I moved to a new town last fall and recently got around to going to a doctor. Since I was a new patient I filled out several forms, one of which was medical history. During the visit the nurse and doctor entered stuff from the history into a laptop. I asked the doctor what percentage of their records were on computer. He said 90 percent. I told him that was a lot.

Then I asked him if it was making things better. He said it was a mixed bag. Prescriptions were easier – he shot mine off to the pharmacy electronically. He said he used to get writer’s cramp but now he gets carpal tunnel from typing. And when the internet is down they can’t get patients’ records.

They should have handed me an iPad to do my medical history which could then be uploaded to their database. They should have local copies of patient records. We know how to do this stuff – why aren’t we?

Finally fixing the null pointer misfeature

January 13, 2012

My current gig is working in C/C++ land which is a place I haven’t been in much for the last decade or so and I hadn’t noticed that C++11 was going on. Yesterday I read about the changes and most of them don’t interest me but the new “nullptr” is big for me.

C/C++ uses lots of pointers and plays fast and loose with them. The “null pointer” has been the concept of a pointer that doesn’t point at anything. In traditional C and C++ the null pointer has been the integer value 0 so you’ll see lots of code setting pointers to 0 or comparing pointers to 0 which is ugly and not type safe. Having an explicit nullptr will clean up a lot of code.

Bye Bye Paper Textbooks

January 12, 2012

The dead tree incarnation of textbooks is going away. Students are already using ebook versions of textbooks that provide all of the information in the print versions. But that’s not the biggest reason that textbooks will evolve. Ebooks today are mostly static presentations. The future is dynamic presentation.
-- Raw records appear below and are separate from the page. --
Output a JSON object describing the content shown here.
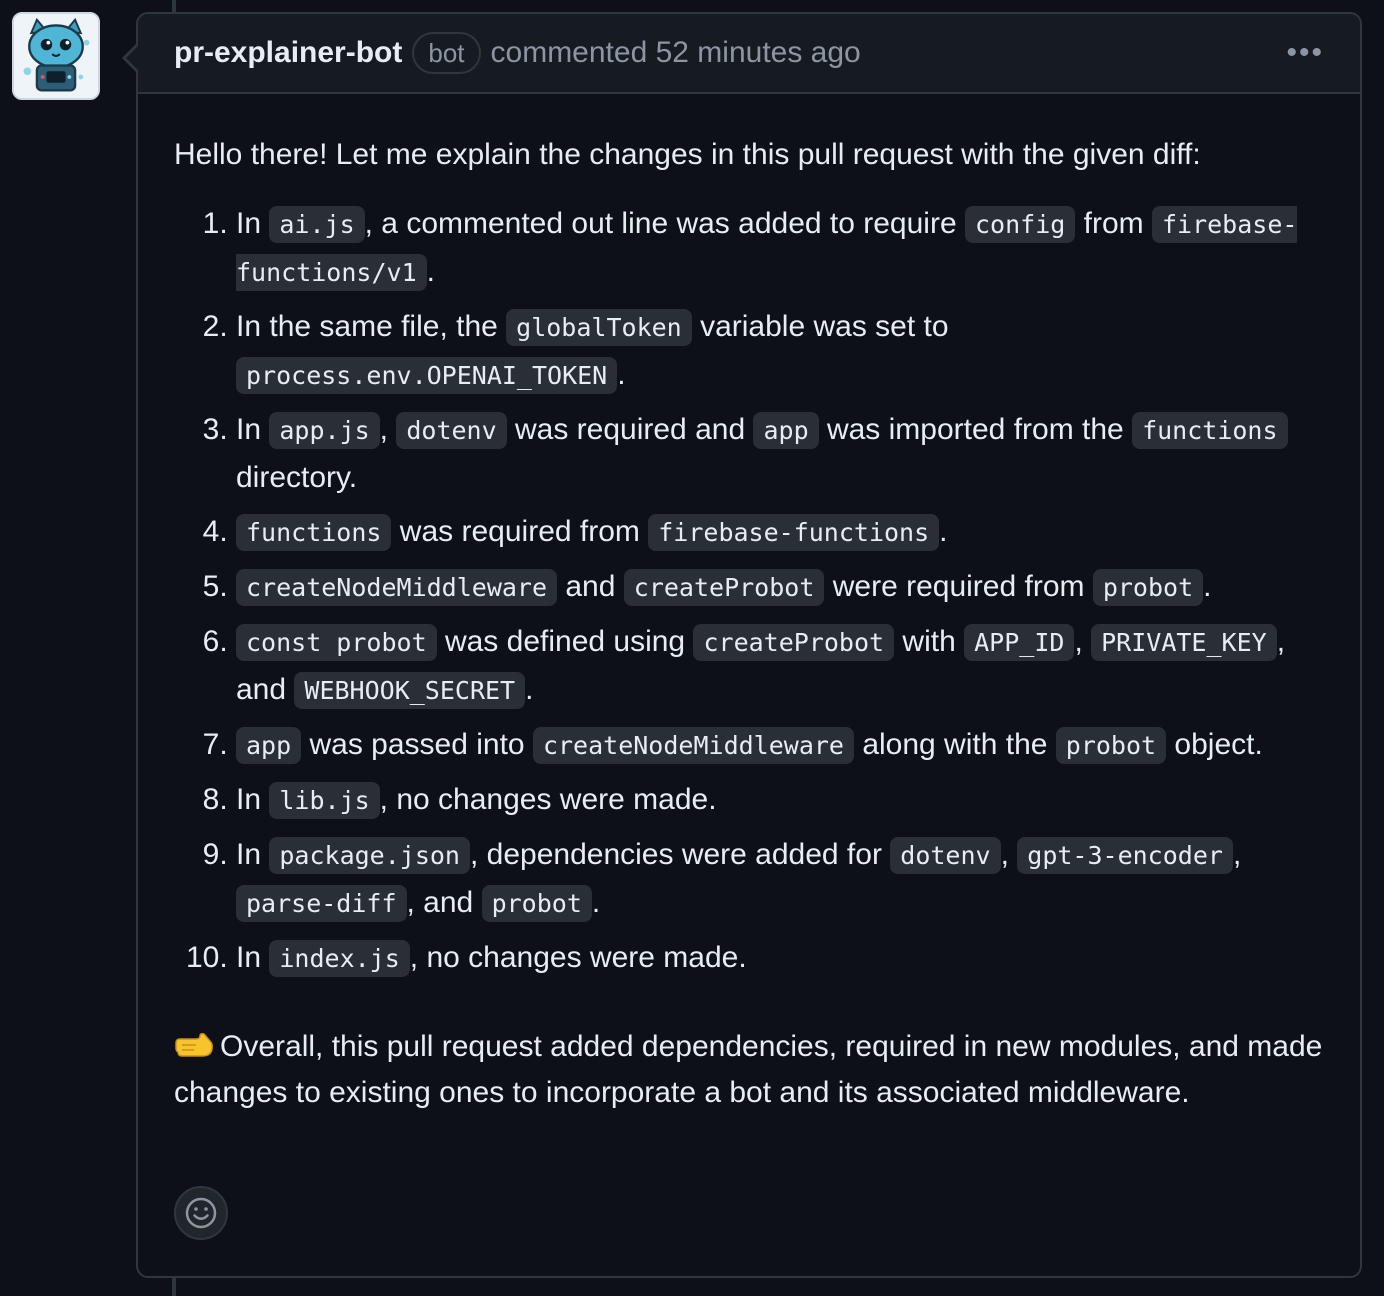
{
  "header": {
    "author": "pr-explainer-bot",
    "badge": "bot",
    "meta": "commented 52 minutes ago",
    "more_label": "•••"
  },
  "body": {
    "intro": "Hello there! Let me explain the changes in this pull request with the given diff:",
    "items": [
      [
        "In ",
        {
          "code": "ai.js"
        },
        ", a commented out line was added to require ",
        {
          "code": "config"
        },
        " from ",
        {
          "code": "firebase-functions/v1"
        },
        "."
      ],
      [
        "In the same file, the ",
        {
          "code": "globalToken"
        },
        " variable was set to ",
        {
          "code": "process.env.OPENAI_TOKEN"
        },
        "."
      ],
      [
        "In ",
        {
          "code": "app.js"
        },
        ", ",
        {
          "code": "dotenv"
        },
        " was required and ",
        {
          "code": "app"
        },
        " was imported from the ",
        {
          "code": "functions"
        },
        " directory."
      ],
      [
        {
          "code": "functions"
        },
        " was required from ",
        {
          "code": "firebase-functions"
        },
        "."
      ],
      [
        {
          "code": "createNodeMiddleware"
        },
        " and ",
        {
          "code": "createProbot"
        },
        " were required from ",
        {
          "code": "probot"
        },
        "."
      ],
      [
        {
          "code": "const probot"
        },
        " was defined using ",
        {
          "code": "createProbot"
        },
        " with ",
        {
          "code": "APP_ID"
        },
        ", ",
        {
          "code": "PRIVATE_KEY"
        },
        ", and ",
        {
          "code": "WEBHOOK_SECRET"
        },
        "."
      ],
      [
        {
          "code": "app"
        },
        " was passed into ",
        {
          "code": "createNodeMiddleware"
        },
        " along with the ",
        {
          "code": "probot"
        },
        " object."
      ],
      [
        "In ",
        {
          "code": "lib.js"
        },
        ", no changes were made."
      ],
      [
        "In ",
        {
          "code": "package.json"
        },
        ", dependencies were added for ",
        {
          "code": "dotenv"
        },
        ", ",
        {
          "code": "gpt-3-encoder"
        },
        ", ",
        {
          "code": "parse-diff"
        },
        ", and ",
        {
          "code": "probot"
        },
        "."
      ],
      [
        "In ",
        {
          "code": "index.js"
        },
        ", no changes were made."
      ]
    ],
    "summary": "Overall, this pull request added dependencies, required in new modules, and made changes to existing ones to incorporate a bot and its associated middleware."
  },
  "icons": {
    "avatar": "robot-cat-avatar",
    "pointer": "pointing-hand-emoji-icon",
    "reaction": "smiley-icon",
    "more": "kebab-horizontal-icon"
  },
  "colors": {
    "background": "#0d1117",
    "header_bg": "#161b22",
    "border": "#30363d",
    "muted": "#8d96a0",
    "code_bg": "#2a2f36"
  }
}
Let’s say the subject is the history of the European colonization of the Americas. Imagine a map with North and South America which is animated by colors showing where each of the European countries established settlements starting in 1492 and changing over time. Now add a slider control so the student can choose any year and see the distribution of settlements for any given year. Touch the map and text will come up associated with that region.
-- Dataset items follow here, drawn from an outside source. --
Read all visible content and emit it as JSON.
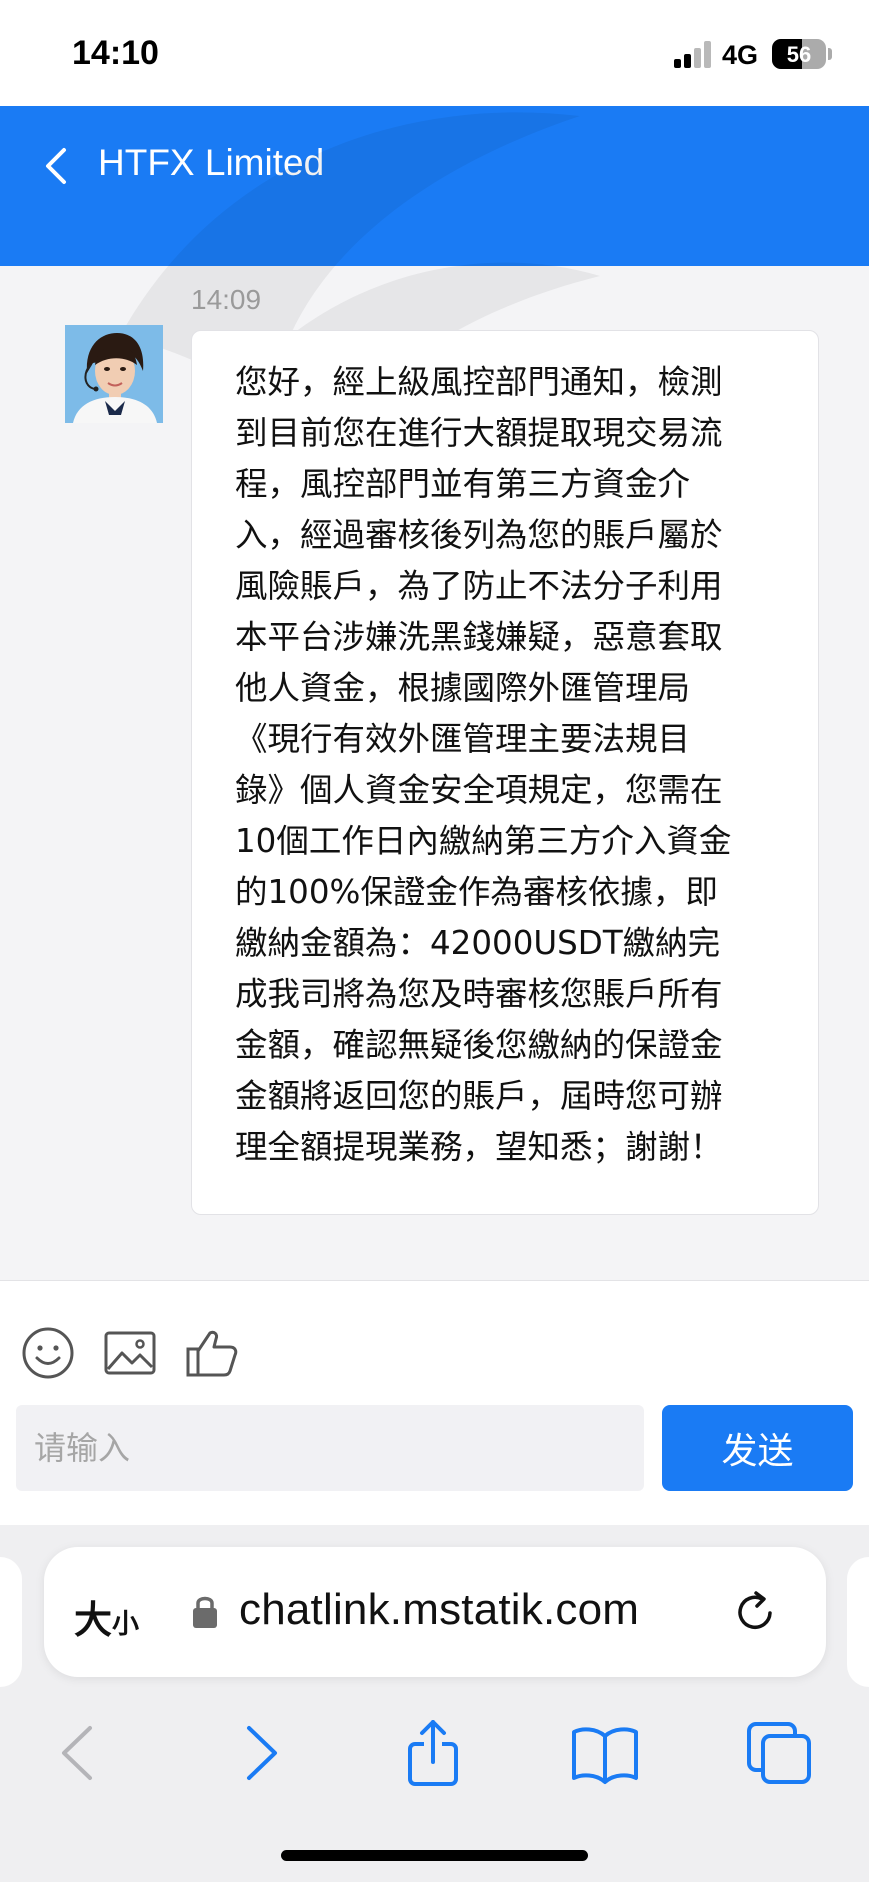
{
  "status_bar": {
    "time": "14:10",
    "network": "4G",
    "battery": "56"
  },
  "header": {
    "title": "HTFX Limited"
  },
  "chat": {
    "message_time": "14:09",
    "message_text": "您好，經上級風控部門通知，檢測\n到目前您在進行大額提取現交易流\n程，風控部門並有第三方資金介\n入，經過審核後列為您的賬戶屬於\n風險賬戶，為了防止不法分子利用\n本平台涉嫌洗黑錢嫌疑，惡意套取\n他人資金，根據國際外匯管理局\n《現行有效外匯管理主要法規目\n錄》個人資金安全項規定，您需在\n10個工作日內繳納第三方介入資金\n的100%保證金作為審核依據，即\n繳納金額為：42000USDT繳納完\n成我司將為您及時審核您賬戶所有\n金額，確認無疑後您繳納的保證金\n金額將返回您的賬戶，屆時您可辦\n理全額提現業務，望知悉；謝謝！"
  },
  "composer": {
    "placeholder": "请输入",
    "send_label": "发送"
  },
  "browser": {
    "text_size_big": "大",
    "text_size_small": "小",
    "url": "chatlink.mstatik.com"
  },
  "colors": {
    "accent": "#1a7bf4",
    "chat_background": "#f4f4f6",
    "bubble": "#ffffff",
    "ios_blue": "#1a7bf4"
  }
}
In a physics textbook every diagram could at minimum be replaced by an animation. Beyond that many diagrams could have controls that let you change some parameter and watch what happens. Printed textbooks and most current ebooks can’t do these things.
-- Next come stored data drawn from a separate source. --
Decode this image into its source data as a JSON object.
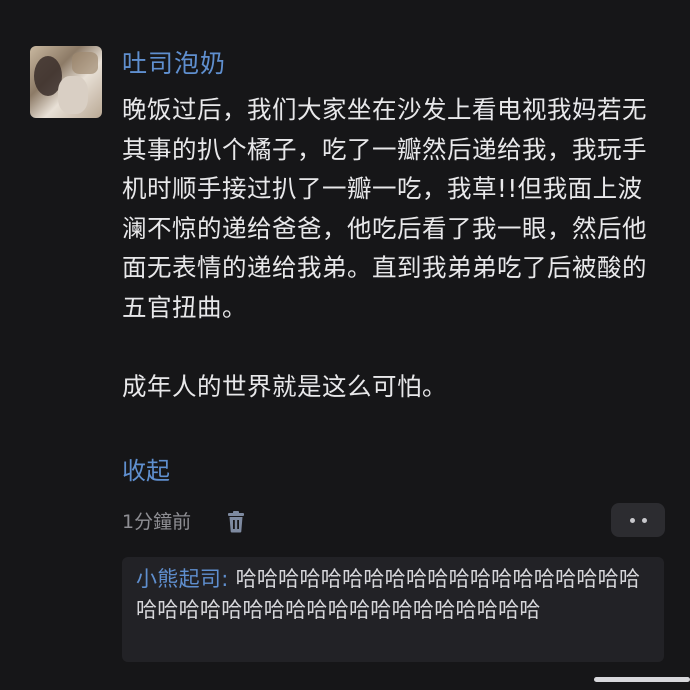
{
  "comment": {
    "username": "吐司泡奶",
    "body": "晚饭过后，我们大家坐在沙发上看电视我妈若无其事的扒个橘子，吃了一瓣然后递给我，我玩手机时顺手接过扒了一瓣一吃，我草!!但我面上波澜不惊的递给爸爸，他吃后看了我一眼，然后他面无表情的递给我弟。直到我弟弟吃了后被酸的五官扭曲。\n\n成年人的世界就是这么可怕。",
    "collapse_label": "收起",
    "timestamp": "1分鐘前",
    "delete_icon": "trash-icon",
    "more_icon": "more-dots-icon"
  },
  "reply": {
    "username": "小熊起司",
    "separator": ":",
    "text": " 哈哈哈哈哈哈哈哈哈哈哈哈哈哈哈哈哈哈哈哈哈哈哈哈哈哈哈哈哈哈哈哈哈哈哈哈哈哈"
  },
  "colors": {
    "background": "#161618",
    "link_blue": "#5f8fcf",
    "body_text": "#e8e8ea",
    "muted_text": "#8e8e93",
    "reply_bg": "#222226"
  }
}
Things are changing in ebooks. The EPUB 3 standard calls for Javascript support. Or you could just write iOS/Android apps and call them books.

A programmer’s bug as user’s feature

April 16, 2010

Shawn Hargraves has a blog post called ‘Bug or Feature’ about a game he worked where the users found some game play the programmers thought was a bug. They kept the ‘feature’ because the customers enjoyed the bug.